Özgüvenlerini, bilgi üretmeden ve sorumluluk üstlenmeden yaratıyorlar; kendilerini entelektüel ve uzman olarak sunuyorlar. Bu durum, bireysel bir boşluk değil, günümüz medyasının kültürel bir fenomeni hâline gelmiş durumda. İnsanlar artık bilgiyi değil, bilgi görüntüsünü tüketiyor; fikir değil, fikir üretme illüzyonunu izliyor.

Bağımsız gazetecilik ve gazetecilik etiği, tam da burada devreye girmesi gereken kavramlardır. Etik bir gazetecilik, güç sahiplerini denetlemek, bilgiye dayalı eleştiri üretmek ve kamuoyunu doğru şekilde bilgilendirmek demektir. Ama ekranlarda boy gösteren bazı yorumcular, bu temel ilkeleri unutmuş gibi görünüyor. Eleştiri ve yorum, sorumluluk ve bilgi üretimi ile birleşmediğinde sadece bir gösteriye dönüşüyor.

Bir insan ekonomiden savunmaya, hukuktan uluslararası ilişkilere, eğitimden sağlığa kadar her konuda tam anlamıyla bilgi sahibi olamaz. Her alan kendi uzmanlık ve derinliği gerektirir; yıllar süren eğitim, deneyim ve araştırma gerekir. Ama ekranlarda bazı yorumcular, hiçbir uzmanlık alanına sahip olmadan fikir sahibi olduklarını iddia ediyor. Üstelik bu iddialarını, toplumun bilgi açlığını kullanarak yaygınlaştırıyorlar. Bilgi üretmeden, deneyim kazanmadan, araştırma yapmadan ortaya atılan her görüş, hem izleyiciyi yanıltır hem de gerçek gazetecilik ve eleştirel düşünce kültürünü değersizleştirir.
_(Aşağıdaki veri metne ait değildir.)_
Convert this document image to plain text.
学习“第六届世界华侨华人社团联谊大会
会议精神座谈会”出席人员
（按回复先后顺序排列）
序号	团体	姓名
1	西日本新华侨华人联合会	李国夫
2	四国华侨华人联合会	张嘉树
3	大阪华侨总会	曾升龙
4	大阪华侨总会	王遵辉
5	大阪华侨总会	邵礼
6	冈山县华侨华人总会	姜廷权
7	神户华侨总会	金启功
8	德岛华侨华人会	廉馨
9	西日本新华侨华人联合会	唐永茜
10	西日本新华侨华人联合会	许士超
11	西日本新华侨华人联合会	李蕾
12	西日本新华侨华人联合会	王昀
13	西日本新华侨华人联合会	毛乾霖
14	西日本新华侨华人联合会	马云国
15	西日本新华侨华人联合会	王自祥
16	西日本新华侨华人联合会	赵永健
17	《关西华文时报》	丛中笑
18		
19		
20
Daha trajik olan ise, bu görüntülerin bir döngü hâline gelmesidir. Modern görünümü olan, kendini entelektüel sanan başka bir yorumcu ortaya çıkıyor ve aynı liderlere akıl vermeye başlıyor. Eleştirinin ve konuşmanın dozu sınırsız, ama arkalarında tek bir somut katkı yok. Ekranlarda üretilen bu fikirler, gerçek dünyaya hiçbir şekilde dokunmuyor; sadece konuşanın kendini var etmesine hizmet ediyor.

Günümüz televizyonlarında yorumcuların en büyük eğlencesi, dünyanın en güçlü liderlerini yönetiyormuş gibi göstermek. Ama gerçek şu ki, ekranlarda kendilerini kahraman ilan edenler, hayatın gerçek dinamikleriyle hiç karşılaşmamış. Siyasi ve ekonomik ağırlığı omuzlarında taşıyan liderlerin kararlarını, güvenli koltuklarından tahmin etmek sadece bir yanılsamadır.
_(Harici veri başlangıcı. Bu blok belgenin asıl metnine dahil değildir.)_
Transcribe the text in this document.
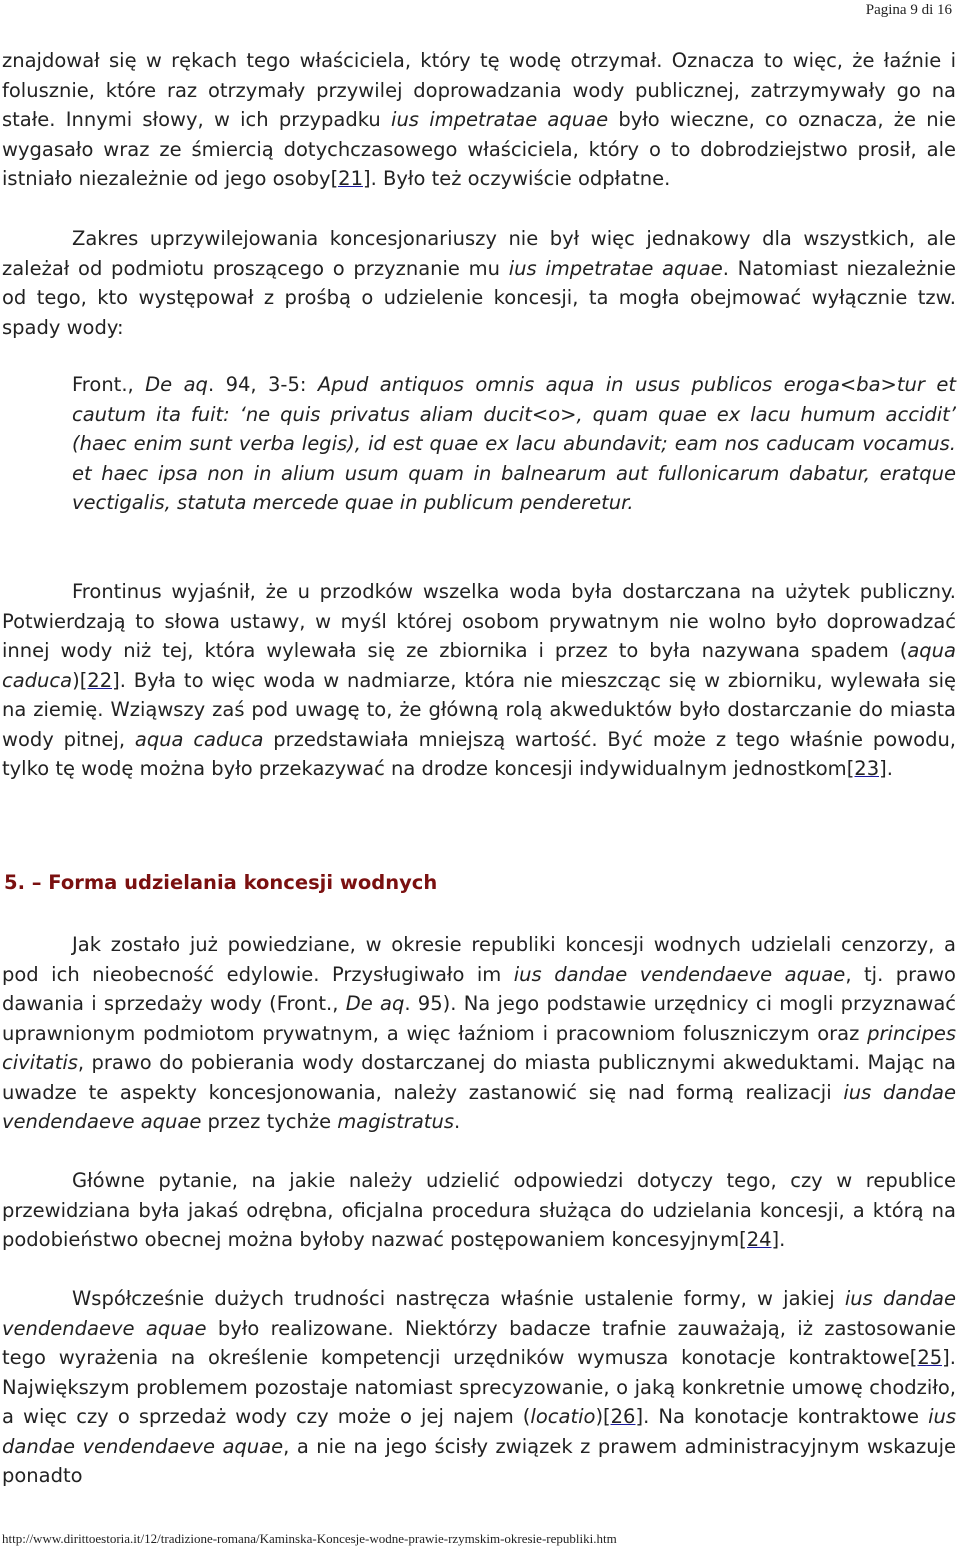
Pagina 9 di 16

znajdował się w rękach tego właściciela, który tę wodę otrzymał. Oznacza to więc, że łaźnie i folusznie, które raz otrzymały przywilej doprowadzania wody publicznej, zatrzymywały go na stałe. Innymi słowy, w ich przypadku ius impetratae aquae było wieczne, co oznacza, że nie wygasało wraz ze śmiercią dotychczasowego właściciela, który o to dobrodziejstwo prosił, ale istniało niezależnie od jego osoby[21]. Było też oczywiście odpłatne.

Zakres uprzywilejowania koncesjonariuszy nie był więc jednakowy dla wszystkich, ale zależał od podmiotu proszącego o przyznanie mu ius impetratae aquae. Natomiast niezależnie od tego, kto występował z prośbą o udzielenie koncesji, ta mogła obejmować wyłącznie tzw. spady wody:

Front., De aq. 94, 3-5: Apud antiquos omnis aqua in usus publicos eroga<ba>tur et cautum ita fuit: ‘ne quis privatus aliam ducit<o>, quam quae ex lacu humum accidit’ (haec enim sunt verba legis), id est quae ex lacu abundavit; eam nos caducam vocamus. et haec ipsa non in alium usum quam in balnearum aut fullonicarum dabatur, eratque vectigalis, statuta mercede quae in publicum penderetur.

Frontinus wyjaśnił, że u przodków wszelka woda była dostarczana na użytek publiczny. Potwierdzają to słowa ustawy, w myśl której osobom prywatnym nie wolno było doprowadzać innej wody niż tej, która wylewała się ze zbiornika i przez to była nazywana spadem (aqua caduca)[22]. Była to więc woda w nadmiarze, która nie mieszcząc się w zbiorniku, wylewała się na ziemię. Wziąwszy zaś pod uwagę to, że główną rolą akweduktów było dostarczanie do miasta wody pitnej, aqua caduca przedstawiała mniejszą wartość. Być może z tego właśnie powodu, tylko tę wodę można było przekazywać na drodze koncesji indywidualnym jednostkom[23].

5. – Forma udzielania koncesji wodnych

Jak zostało już powiedziane, w okresie republiki koncesji wodnych udzielali cenzorzy, a pod ich nieobecność edylowie. Przysługiwało im ius dandae vendendaeve aquae, tj. prawo dawania i sprzedaży wody (Front., De aq. 95). Na jego podstawie urzędnicy ci mogli przyznawać uprawnionym podmiotom prywatnym, a więc łaźniom i pracowniom foluszniczym oraz principes civitatis, prawo do pobierania wody dostarczanej do miasta publicznymi akweduktami. Mając na uwadze te aspekty koncesjonowania, należy zastanowić się nad formą realizacji ius dandae vendendaeve aquae przez tychże magistratus.

Główne pytanie, na jakie należy udzielić odpowiedzi dotyczy tego, czy w republice przewidziana była jakaś odrębna, oficjalna procedura służąca do udzielania koncesji, a którą na podobieństwo obecnej można byłoby nazwać postępowaniem koncesyjnym[24].

Współcześnie dużych trudności nastręcza właśnie ustalenie formy, w jakiej ius dandae vendendaeve aquae było realizowane. Niektórzy badacze trafnie zauważają, iż zastosowanie tego wyrażenia na określenie kompetencji urzędników wymusza konotacje kontraktowe[25]. Największym problemem pozostaje natomiast sprecyzowanie, o jaką konkretnie umowę chodziło, a więc czy o sprzedaż wody czy może o jej najem (locatio)[26]. Na konotacje kontraktowe ius dandae vendendaeve aquae, a nie na jego ścisły związek z prawem administracyjnym wskazuje ponadto

http://www.dirittoestoria.it/12/tradizione-romana/Kaminska-Koncesje-wodne-prawie-rzymskim-okresie-republiki.htm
İzleyici ekranda fikir bombardımanına tutulurken, yorumcular üretimden, sorumluluktan ve etik gazetecilikten tamamen uzak bir gösteri sunuyor. Boş konuşmak, üretim yapmamak ve sadece görünür olmak, yeni bir “ekran kahramanlığı” türü yaratmış durumda. Bu yorumcular, modern araçları kullanıyor; lüks yaşam ve tüketim simgeleriyle ekranlarda boy gösteriyor. Ama kadına şiddet, adaletsizlik veya yolsuzluk gibi gerçek sorunları görmezden gelerek kendi haklılıklarını ön plana çıkarıyorlar.
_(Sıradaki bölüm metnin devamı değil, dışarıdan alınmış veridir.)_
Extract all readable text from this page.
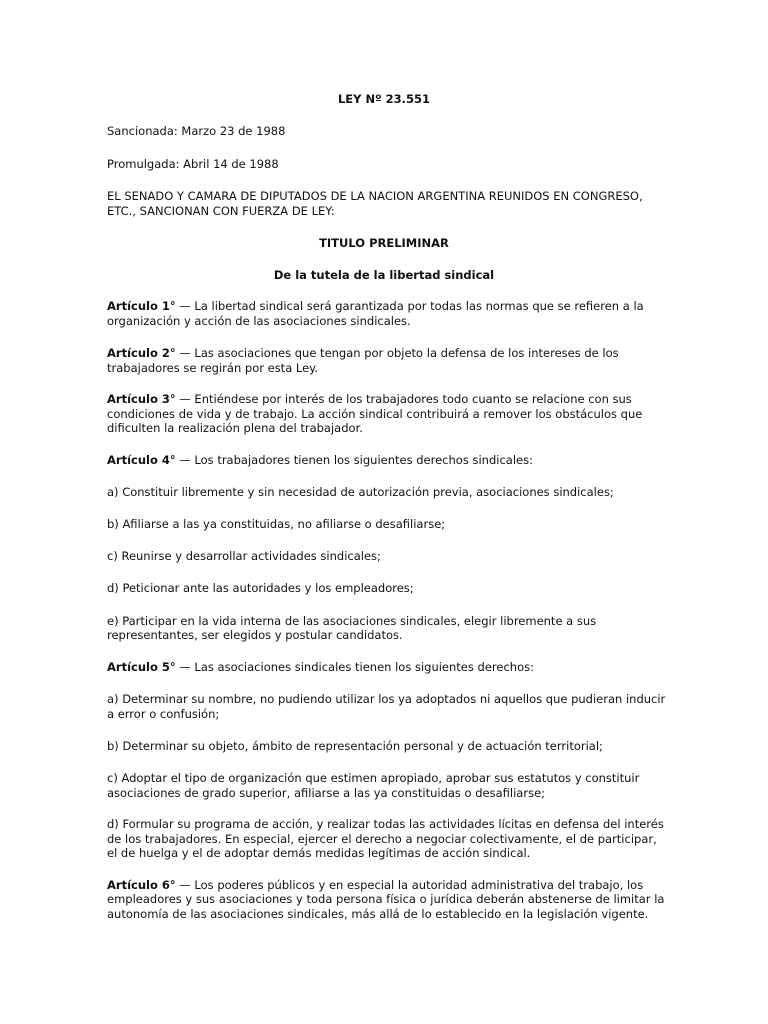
LEY Nº 23.551
Sancionada: Marzo 23 de 1988
Promulgada: Abril 14 de 1988
EL SENADO Y CAMARA DE DIPUTADOS DE LA NACION ARGENTINA REUNIDOS EN CONGRESO,
ETC., SANCIONAN CON FUERZA DE LEY:
TITULO PRELIMINAR
De la tutela de la libertad sindical
Artículo 1° — La libertad sindical será garantizada por todas las normas que se refieren a la
organización y acción de las asociaciones sindicales.
Artículo 2° — Las asociaciones que tengan por objeto la defensa de los intereses de los
trabajadores se regirán por esta Ley.
Artículo 3° — Entiéndese por interés de los trabajadores todo cuanto se relacione con sus
condiciones de vida y de trabajo. La acción sindical contribuirá a remover los obstáculos que
dificulten la realización plena del trabajador.
Artículo 4° — Los trabajadores tienen los siguientes derechos sindicales:
a) Constituir libremente y sin necesidad de autorización previa, asociaciones sindicales;
b) Afiliarse a las ya constituidas, no afiliarse o desafiliarse;
c) Reunirse y desarrollar actividades sindicales;
d) Peticionar ante las autoridades y los empleadores;
e) Participar en la vida interna de las asociaciones sindicales, elegir libremente a sus
representantes, ser elegidos y postular candidatos.
Artículo 5° — Las asociaciones sindicales tienen los siguientes derechos:
a) Determinar su nombre, no pudiendo utilizar los ya adoptados ni aquellos que pudieran inducir
a error o confusión;
b) Determinar su objeto, ámbito de representación personal y de actuación territorial;
c) Adoptar el tipo de organización que estimen apropiado, aprobar sus estatutos y constituir
asociaciones de grado superior, afiliarse a las ya constituidas o desafiliarse;
d) Formular su programa de acción, y realizar todas las actividades lícitas en defensa del interés
de los trabajadores. En especial, ejercer el derecho a negociar colectivamente, el de participar,
el de huelga y el de adoptar demás medidas legítimas de acción sindical.
Artículo 6° — Los poderes públicos y en especial la autoridad administrativa del trabajo, los
empleadores y sus asociaciones y toda persona física o jurídica deberán abstenerse de limitar la
autonomía de las asociaciones sindicales, más allá de lo establecido en la legislación vigente.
Her biri adeta kendi mahallesinin reel politiğine uygun algı yaratmak adına, kendi adına minik birer Joseph Goebbels’e dönüşmüş; yüz ifadeleri, jestleri ve tonlamalarıyla izleyiciye kendi yanılsamalarını sunuyor. Bu, televizyon yorumculuğunu, bağımsız ve eleştirel düşüncenin önüne geçen görsel bir tiyatroya dönüştürüyor. Artık ekran başındaki izleyici, bilgiye değil, “oyunculuğa” maruz kalıyor; fikir yerine performans izliyor.

Sonuç olarak, ekran karşısında sürekli konuşan ama üretmeyen bu “boş kahramanlar”, toplumun bilgi ve üretim algısını çarpıtıyor. Liderleri eleştirmek ve kamuoyunu bilgilendirmek, etik, bağımsız ve sorumlu gazetecilikle mümkündür.

Medyanın asli görevi, sadece görünürlük ve ilgi yaratmak değil; toplumun gerçek meseleleriyle yüzleşmesini sağlamak, bilgi üretmek ve doğruları sorgulamaktır. Gazetecilik, fikir beyan etmekten öte, sorumluluk, araştırma ve toplumsal katkı üretme işidir.

Aksi halde, ekran karşısındaki özgüven, kendi kendine yaratılmış bir kahramanlık maskesinden öteye geçemez; modern toplumun bilgi ve adalet ihtiyacına hizmet etmeyen bir boş gösteriye dönüşür.